= Stacy Offner =

American rabbi

Stacy Offner is an openly lesbian American rabbi. She was the first openly lesbian rabbi hired by a mainstream Jewish congregation, and the first female rabbi in Minnesota. She also became the first rabbi elected chaplain of the Minnesota Senate, the first female vice president of the Union for Reform Judaism, and the first woman to serve on the [U.S.] national rabbinical pension board.

==Biography==
She graduated magna cum laude from Kenyon College and earned an M.A. in Hebrew literature from Hebrew Union College in New York. She also has an honorary degree from Hebrew Union College, where she was ordained in 1984. That year she became the first female rabbi in Minnesota.

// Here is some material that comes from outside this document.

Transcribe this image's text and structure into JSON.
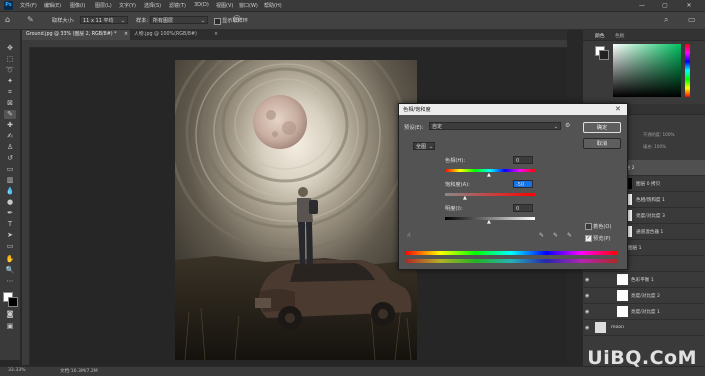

However, she was fired from her job as associate rabbi when she came out as a lesbian in 1987. She left with some of her congregants and in 1988 they founded Shir Tikvah Congregation, a Reform congregation in Minneapolis, where she was the first rabbi. Thus in 1988, she became the first openly lesbian rabbi hired by a mainstream Jewish congregation (Shir Tikvah).

Stacy Offner remained at Shir Tikvah until 2008 when she became the first female vice president of the Union for Reform Judaism, a position she held for two years. She later served as a rabbi at Adath Emanu-El in Mount Laurel, New Jersey. On July 11, 2012, she became the rabbi of Temple Beth Tikvah in Madison, Connecticut. She stepped down from this position in June 2021.

==Publications==
Her writing has been featured in the journal of the Central Conference of American Rabbis (CCAR Journal).